The Federal Reserve Board announced an emergency rate cut Sunday—lowering federal funds interest rates to near zero—in response to the coronavirus COVID-19 pandemic.
It was the second emergency cut in as many weeks. And it’s aimed to help bring stability to the economy.
The Fed, tasked with fostering employment and price stability, said this action will help support economic activity, strong labor market conditions and inflation.
In its statement issued Sunday, the Fed said:
“The effects of the coronavirus will weigh on economic activity in the near term and pose risks to the economic outlook. In light of these developments, the Committee decided to lower the target range for the federal funds rate to 0 to 1/4 percent. The Committee expects to maintain this target range until it is confident that the economy has weathered recent events … ”
So, what does this mean for you?
The interest rates you pay for things like credit cards and auto loans will likely start to drop—but not immediately.
“For members with existing variable-rate loans, the reduction will limit your borrowing costs at the next adjustment, which hopefully improves your cash flow directly, or it helps more of your payments go to principal and less to interest, which frees up your borrowing capacity going forward,” said Chief Operating Officer Matt Dodds.
On the flip side, the Fed’s rate decisions can also impact the amount of interest you earn as you save.
“We will continue to closely monitor the market so we can take care of our members,” Dodds said.
Whether you’re borrowing or saving, Dupaco continues to have your best interest in mind.
Here are six ways the Fed’s rate changes can impact your money at Dupaco:
Credit card rates
Credit cards typically have variable interest rates, which are tied to the prime rate. The prime lending rate moves in line with changes to the federal funds rate. And financial institutions use the index to set rates on many types of loans, including credit cards.
In the next couple of weeks, you might see credit card interest rates start to drop, according to Meggan Heacock, vice president, controller.
This can offer some interest savings or payment relief, depending on how your credit card issuer sets minimum funds, if you’re unable to pay off your credit card balances in full each month.
Home equity line of credit
If you have a home equity line of credit, it also comes with a variable interest rate and can be tied to the prime rate.
That means you might eventually start paying less interest on this loan as well, Heacock said.
There are fixed- and variable-rate student loans. If you’re repaying a variable-rate loan, you might soon feel some payment relief.
Not sure how your student loans are structured? Consider reaching out to Dupaco to make sure you’re borrowing an amount that fits your budget.
Personal and auto loans
“Variable-rate loans have to adjust, but the market will start demanding that fixed-rate loans come down, too,” Heacock said.
Mortgage rates are typically benchmarked to the 10-year Treasury yield.

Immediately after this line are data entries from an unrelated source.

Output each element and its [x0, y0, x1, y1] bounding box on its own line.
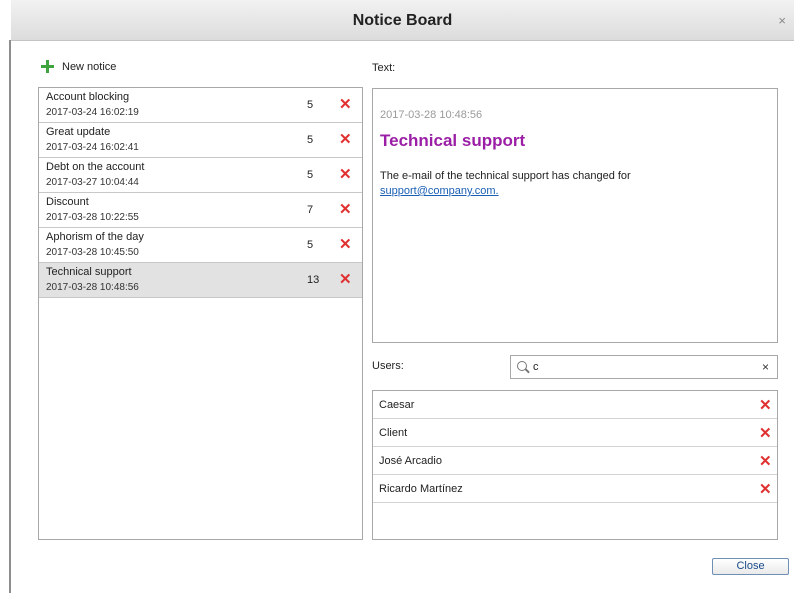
users-list: Caesar ✕ Client ✕ José Arcadio ✕ Ricardo…: [372, 390, 778, 540]
delete-icon[interactable]: ✕: [759, 426, 772, 441]
notice-date: 2017-03-28 10:45:50: [46, 247, 139, 258]
user-search-input[interactable]: [533, 359, 753, 375]
notice-text-editor[interactable]: 2017-03-28 10:48:56 Technical support Th…: [372, 88, 778, 343]
new-notice-label: New notice: [62, 60, 117, 73]
notice-date: 2017-03-24 16:02:19: [46, 107, 139, 118]
notice-row-selected[interactable]: Technical support 2017-03-28 10:48:56 13…: [39, 263, 362, 298]
user-name: Caesar: [379, 399, 415, 411]
user-row[interactable]: Client ✕: [373, 419, 777, 447]
message-email-link[interactable]: support@company.com.: [380, 185, 499, 197]
users-label: Users:: [372, 360, 404, 372]
user-name: Client: [379, 427, 408, 439]
user-name: Ricardo Martínez: [379, 483, 463, 495]
delete-icon[interactable]: ✕: [339, 132, 352, 147]
notice-title: Debt on the account: [46, 161, 145, 173]
new-notice-button[interactable]: New notice: [41, 60, 116, 73]
user-row[interactable]: José Arcadio ✕: [373, 447, 777, 475]
message-title: Technical support: [380, 131, 526, 150]
notice-row[interactable]: Great update 2017-03-24 16:02:41 5 ✕: [39, 123, 362, 158]
user-name: José Arcadio: [379, 455, 442, 467]
window-left-border: [9, 40, 11, 593]
message-date: 2017-03-28 10:48:56: [380, 109, 483, 121]
delete-icon[interactable]: ✕: [759, 454, 772, 469]
notice-row[interactable]: Debt on the account 2017-03-27 10:04:44 …: [39, 158, 362, 193]
notice-title: Technical support: [46, 266, 132, 278]
search-icon: [517, 361, 527, 371]
notice-row[interactable]: Account blocking 2017-03-24 16:02:19 5 ✕: [39, 88, 362, 123]
notice-user-count: 5: [307, 99, 314, 111]
notice-row[interactable]: Discount 2017-03-28 10:22:55 7 ✕: [39, 193, 362, 228]
notice-user-count: 7: [307, 204, 314, 216]
window-titlebar: Notice Board ×: [11, 0, 794, 41]
message-body: The e-mail of the technical support has …: [380, 169, 760, 199]
window-title: Notice Board: [352, 12, 453, 29]
notice-title: Aphorism of the day: [46, 231, 144, 243]
notice-title: Great update: [46, 126, 111, 138]
notice-date: 2017-03-28 10:22:55: [46, 212, 139, 223]
delete-icon[interactable]: ✕: [339, 202, 352, 217]
notice-user-count: 5: [307, 134, 314, 146]
message-body-text: The e-mail of the technical support has …: [380, 170, 631, 182]
notice-user-count: 13: [307, 274, 320, 286]
notice-date: 2017-03-24 16:02:41: [46, 142, 139, 153]
notice-row[interactable]: Aphorism of the day 2017-03-28 10:45:50 …: [39, 228, 362, 263]
delete-icon[interactable]: ✕: [339, 237, 352, 252]
user-row[interactable]: Caesar ✕: [373, 391, 777, 419]
notice-date: 2017-03-27 10:04:44: [46, 177, 139, 188]
user-search-box: ×: [510, 355, 778, 379]
delete-icon[interactable]: ✕: [759, 398, 772, 413]
delete-icon[interactable]: ✕: [339, 97, 352, 112]
notice-title: Discount: [46, 196, 89, 208]
notice-user-count: 5: [307, 239, 314, 251]
delete-icon[interactable]: ✕: [339, 167, 352, 182]
clear-search-icon[interactable]: ×: [762, 360, 769, 374]
user-row[interactable]: Ricardo Martínez ✕: [373, 475, 777, 503]
text-label: Text:: [372, 62, 396, 74]
notice-list: Account blocking 2017-03-24 16:02:19 5 ✕…: [38, 87, 363, 540]
delete-icon[interactable]: ✕: [339, 272, 352, 287]
plus-icon: [41, 60, 54, 73]
notice-user-count: 5: [307, 169, 314, 181]
close-icon[interactable]: ×: [778, 14, 786, 27]
close-button[interactable]: Close: [712, 558, 789, 575]
delete-icon[interactable]: ✕: [759, 482, 772, 497]
notice-date: 2017-03-28 10:48:56: [46, 282, 139, 293]
notice-title: Account blocking: [46, 91, 130, 103]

Even so, mortgage rates, like other loan rates, are intertwined with the market, Heacock said.
Even before the Fed’s latest emergency rate cut, mortgage rates had been steadily dropping.

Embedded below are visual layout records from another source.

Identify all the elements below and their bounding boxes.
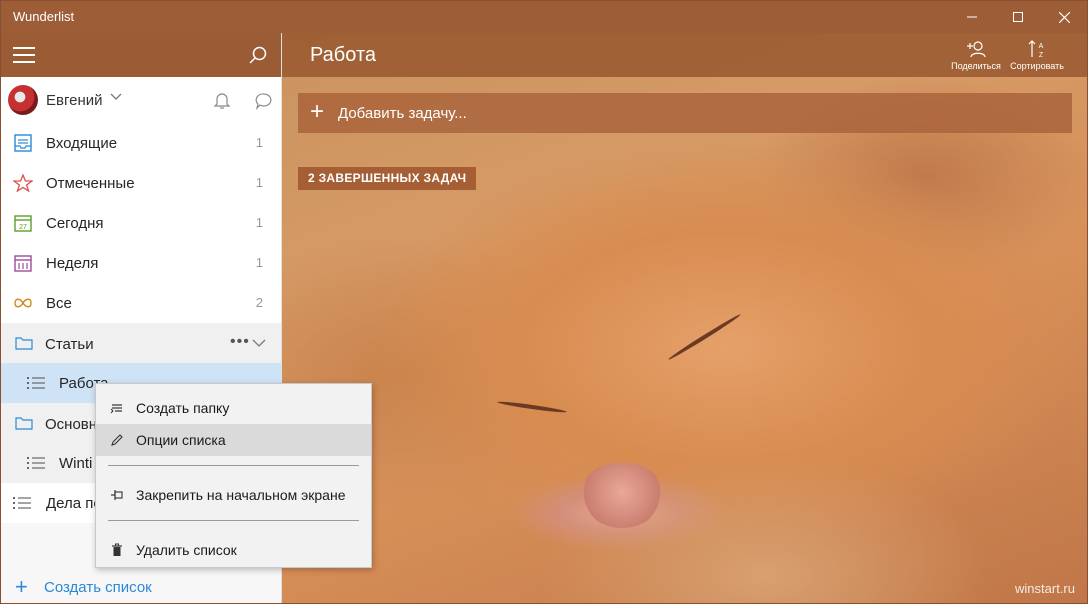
list-label: Winti xyxy=(59,455,93,472)
pin-icon xyxy=(111,490,123,500)
plus-icon: + xyxy=(15,574,28,599)
sort-icon: A Z xyxy=(1028,40,1044,59)
watermark: winstart.ru xyxy=(1015,581,1075,596)
svg-text:27: 27 xyxy=(19,224,27,231)
menu-separator xyxy=(108,465,359,466)
sidebar-item-starred[interactable]: Отмеченные 1 xyxy=(1,163,281,203)
item-count: 1 xyxy=(255,175,263,190)
list-icon xyxy=(27,457,45,469)
list-label: Дела по xyxy=(46,495,102,512)
list-icon xyxy=(13,497,31,509)
menu-item-delete-list[interactable]: Удалить список xyxy=(96,534,371,566)
sidebar-item-today[interactable]: 27 Сегодня 1 xyxy=(1,203,281,243)
maximize-button[interactable] xyxy=(995,1,1041,33)
user-row[interactable]: Евгений xyxy=(1,77,281,123)
app-window: Wunderlist Евгений Входящие 1 Отмеченные… xyxy=(0,0,1088,604)
svg-text:A: A xyxy=(1039,43,1044,50)
search-icon[interactable] xyxy=(249,46,267,64)
trash-icon xyxy=(112,543,122,556)
share-label: Поделиться xyxy=(951,61,1001,71)
sidebar-item-label: Отмеченные xyxy=(46,175,135,192)
more-options-icon[interactable]: ••• xyxy=(230,333,250,351)
sidebar-item-label: Все xyxy=(46,295,72,312)
list-icon xyxy=(27,377,45,389)
sort-label: Сортировать xyxy=(1010,61,1064,71)
sidebar-item-label: Входящие xyxy=(46,135,118,152)
inbox-icon xyxy=(14,134,32,152)
sidebar-item-label: Сегодня xyxy=(46,215,104,232)
svg-text:Z: Z xyxy=(1039,52,1044,59)
menu-item-label: Создать папку xyxy=(136,400,230,416)
create-folder-icon xyxy=(110,404,122,414)
background-image-detail xyxy=(582,463,662,528)
sidebar-folder-articles[interactable]: Статьи ••• xyxy=(1,323,281,363)
close-button[interactable] xyxy=(1041,1,1087,33)
sidebar-header xyxy=(1,33,281,77)
sidebar-item-all[interactable]: Все 2 xyxy=(1,283,281,323)
list-header: Работа Поделиться A Z Сортировать xyxy=(282,33,1087,77)
minimize-icon xyxy=(967,16,977,18)
conversation-icon[interactable] xyxy=(255,92,273,110)
user-name[interactable]: Евгений xyxy=(46,92,103,109)
chevron-down-icon[interactable] xyxy=(110,90,122,102)
minimize-button[interactable] xyxy=(949,1,995,33)
menu-item-label: Опции списка xyxy=(136,432,226,448)
title-bar: Wunderlist xyxy=(1,1,1087,33)
background-image-detail xyxy=(667,312,742,362)
menu-item-label: Закрепить на начальном экране xyxy=(136,487,346,503)
create-list-button[interactable]: + Создать список xyxy=(1,570,281,603)
menu-item-label: Удалить список xyxy=(136,542,237,558)
context-menu: Создать папку Опции списка Закрепить на … xyxy=(95,383,372,568)
completed-tasks-button[interactable]: 2 ЗАВЕРШЕННЫХ ЗАДАЧ xyxy=(298,167,477,190)
folder-icon xyxy=(15,337,33,350)
avatar[interactable] xyxy=(8,85,38,115)
window-title: Wunderlist xyxy=(13,9,75,24)
add-person-icon xyxy=(967,41,986,58)
menu-item-list-options[interactable]: Опции списка xyxy=(96,424,371,456)
sidebar-item-label: Неделя xyxy=(46,255,99,272)
share-button[interactable]: Поделиться xyxy=(946,39,1006,75)
chevron-down-icon[interactable] xyxy=(252,336,266,350)
sidebar-item-inbox[interactable]: Входящие 1 xyxy=(1,123,281,163)
menu-item-create-folder[interactable]: Создать папку xyxy=(96,392,371,424)
star-icon xyxy=(13,174,33,192)
calendar-today-icon: 27 xyxy=(14,215,32,232)
infinity-icon xyxy=(14,298,32,308)
folder-icon xyxy=(15,417,33,430)
list-title: Работа xyxy=(310,44,376,66)
calendar-week-icon xyxy=(14,255,32,272)
sidebar-item-week[interactable]: Неделя 1 xyxy=(1,243,281,283)
item-count: 2 xyxy=(255,295,263,310)
menu-separator xyxy=(108,520,359,521)
main-content: Работа Поделиться A Z Сортировать + Доба… xyxy=(282,33,1087,603)
create-list-label: Создать список xyxy=(44,579,152,596)
close-icon xyxy=(1058,11,1070,23)
menu-item-pin-start[interactable]: Закрепить на начальном экране xyxy=(96,479,371,511)
item-count: 1 xyxy=(255,215,263,230)
maximize-icon xyxy=(1013,12,1023,22)
folder-label: Основн xyxy=(45,416,98,433)
background-image-detail xyxy=(497,400,567,414)
item-count: 1 xyxy=(255,255,263,270)
plus-icon: + xyxy=(310,98,325,125)
sort-button[interactable]: A Z Сортировать xyxy=(1007,39,1067,75)
hamburger-menu-icon[interactable] xyxy=(13,47,35,63)
folder-label: Статьи xyxy=(45,336,94,353)
bell-icon[interactable] xyxy=(213,91,231,109)
add-task-input[interactable]: + Добавить задачу... xyxy=(298,93,1072,133)
item-count: 1 xyxy=(255,135,263,150)
pencil-icon xyxy=(111,434,123,446)
add-task-placeholder: Добавить задачу... xyxy=(338,105,467,122)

If you’re a homeowner, refinancing your mortgage into a lower rate has the potential to offer big savings. And many homeowners are asking to do just that.
With more members requesting to refinance their mortgage, you might experience delays during the process.

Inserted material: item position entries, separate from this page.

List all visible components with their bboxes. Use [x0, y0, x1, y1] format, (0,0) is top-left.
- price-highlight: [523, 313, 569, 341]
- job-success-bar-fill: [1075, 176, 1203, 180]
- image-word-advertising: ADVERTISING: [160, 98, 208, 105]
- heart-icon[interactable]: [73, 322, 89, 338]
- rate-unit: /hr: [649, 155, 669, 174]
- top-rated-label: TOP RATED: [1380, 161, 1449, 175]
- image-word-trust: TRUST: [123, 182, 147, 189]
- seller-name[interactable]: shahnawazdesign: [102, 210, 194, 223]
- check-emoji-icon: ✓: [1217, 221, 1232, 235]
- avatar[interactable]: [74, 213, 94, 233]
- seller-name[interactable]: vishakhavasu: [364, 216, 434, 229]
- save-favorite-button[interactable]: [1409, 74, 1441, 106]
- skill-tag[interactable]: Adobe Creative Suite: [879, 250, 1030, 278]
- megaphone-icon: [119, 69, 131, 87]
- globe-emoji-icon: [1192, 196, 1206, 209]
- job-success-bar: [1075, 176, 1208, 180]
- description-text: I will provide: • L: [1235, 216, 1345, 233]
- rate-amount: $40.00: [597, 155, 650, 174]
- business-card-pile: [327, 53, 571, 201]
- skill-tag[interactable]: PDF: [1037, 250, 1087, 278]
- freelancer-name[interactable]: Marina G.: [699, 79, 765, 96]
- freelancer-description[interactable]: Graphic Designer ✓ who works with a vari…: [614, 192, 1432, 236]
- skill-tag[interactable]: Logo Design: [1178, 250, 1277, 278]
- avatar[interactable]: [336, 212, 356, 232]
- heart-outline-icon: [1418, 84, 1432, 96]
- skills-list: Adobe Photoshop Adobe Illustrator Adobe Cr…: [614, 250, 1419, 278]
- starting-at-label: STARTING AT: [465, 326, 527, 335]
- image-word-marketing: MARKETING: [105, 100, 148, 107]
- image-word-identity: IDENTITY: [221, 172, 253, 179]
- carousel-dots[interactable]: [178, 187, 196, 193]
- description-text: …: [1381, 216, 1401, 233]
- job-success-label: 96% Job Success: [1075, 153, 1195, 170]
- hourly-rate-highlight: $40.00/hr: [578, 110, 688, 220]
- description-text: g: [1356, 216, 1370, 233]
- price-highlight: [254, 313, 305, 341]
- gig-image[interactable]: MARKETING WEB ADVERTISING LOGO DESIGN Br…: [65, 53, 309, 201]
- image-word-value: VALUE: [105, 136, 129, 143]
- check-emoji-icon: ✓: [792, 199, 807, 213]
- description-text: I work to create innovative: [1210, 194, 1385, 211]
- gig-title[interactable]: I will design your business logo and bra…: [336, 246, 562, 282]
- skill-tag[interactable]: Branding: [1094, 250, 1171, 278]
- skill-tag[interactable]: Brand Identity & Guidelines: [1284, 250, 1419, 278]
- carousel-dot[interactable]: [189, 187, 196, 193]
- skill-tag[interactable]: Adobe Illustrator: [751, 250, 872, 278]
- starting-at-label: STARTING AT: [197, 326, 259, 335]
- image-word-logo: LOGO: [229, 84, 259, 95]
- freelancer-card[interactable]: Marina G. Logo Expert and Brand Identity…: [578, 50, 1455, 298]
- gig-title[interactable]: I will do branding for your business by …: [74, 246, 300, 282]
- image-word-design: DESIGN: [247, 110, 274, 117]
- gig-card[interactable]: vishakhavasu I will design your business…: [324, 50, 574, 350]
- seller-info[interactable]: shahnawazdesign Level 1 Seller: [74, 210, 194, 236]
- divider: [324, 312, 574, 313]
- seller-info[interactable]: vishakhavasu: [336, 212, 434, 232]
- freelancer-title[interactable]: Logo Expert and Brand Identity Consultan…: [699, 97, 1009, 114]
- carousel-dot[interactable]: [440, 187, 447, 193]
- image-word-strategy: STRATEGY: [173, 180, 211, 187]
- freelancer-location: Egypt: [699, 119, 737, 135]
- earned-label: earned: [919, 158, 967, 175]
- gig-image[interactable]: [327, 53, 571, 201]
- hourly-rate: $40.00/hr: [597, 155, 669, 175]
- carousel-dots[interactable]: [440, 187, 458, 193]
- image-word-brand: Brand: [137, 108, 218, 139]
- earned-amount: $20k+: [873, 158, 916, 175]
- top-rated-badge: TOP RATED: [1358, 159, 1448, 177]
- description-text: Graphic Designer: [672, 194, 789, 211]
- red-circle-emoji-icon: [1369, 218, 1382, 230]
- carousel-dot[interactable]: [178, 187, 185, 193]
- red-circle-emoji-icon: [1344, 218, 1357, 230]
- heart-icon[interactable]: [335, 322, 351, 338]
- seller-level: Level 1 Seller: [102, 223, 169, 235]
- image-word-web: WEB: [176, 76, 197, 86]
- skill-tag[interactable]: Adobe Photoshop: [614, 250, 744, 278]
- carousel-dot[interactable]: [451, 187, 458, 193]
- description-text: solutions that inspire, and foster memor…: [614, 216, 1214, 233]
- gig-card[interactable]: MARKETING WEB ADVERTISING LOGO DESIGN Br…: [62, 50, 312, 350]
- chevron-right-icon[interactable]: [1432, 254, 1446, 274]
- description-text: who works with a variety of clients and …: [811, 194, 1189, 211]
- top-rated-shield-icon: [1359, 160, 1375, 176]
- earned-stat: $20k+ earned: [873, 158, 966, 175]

That’s why Dupaco temporarily updated its Mini-Mortgage terms. Mini-Mortgages take less time to complete and are light on closing costs.
This shorter-term loan is meant for you if you’re looking to borrow just what you currently owe on your home with a fixed rate of 15 years or less. Previously, this loan was only available for terms of 10 years or less.
“That change was made last week, and we’re starting to see members take advantage of these loan enhancements,” Dodds said.
You can pay off your Mini-Mortgage biweekly, effectively lowering your interest rate even more.
Saving and certificate rates
When rates drop, borrowers generally win in the form of lower interest on their loans. But savers can face lower interest earnings on their deposits. The positions shift when interest rates rise.
During times like this, Dupaco tries to bring loan rates down first and then evaluate its above-market savings rates, Heacock said.
“Certificate rates are the most fluid, so those are expected to continue to come down with the market,” she said. “We’re trying to hold our savings rates up as long as possible to reward our savers. We’re working to keep our rates steady, consistent and strong for our members.”
Eventually, the market demands that if a financial institution is receiving less in loan interest, it must pay out less in deposits to help offset the decrease. Ultimately, this helps keep the credit union strong for its members, Heacock said.
“We were here for our members during the 2008 recession, and we’re going to be here for our members now,” she said. “We remain competitive with the market.”
What you can do
If you’re repaying high-interest loans, now is the time to see whether your credit union can help you move into a lower-rate option.
The move might help give your budget breathing room, which in turn can help you get ahead, Dodds said.
“Trust us during this difficult time,” Heacock said. “We’ll have your back. And we’ll take care of you the fairest way we can during these market conditions.”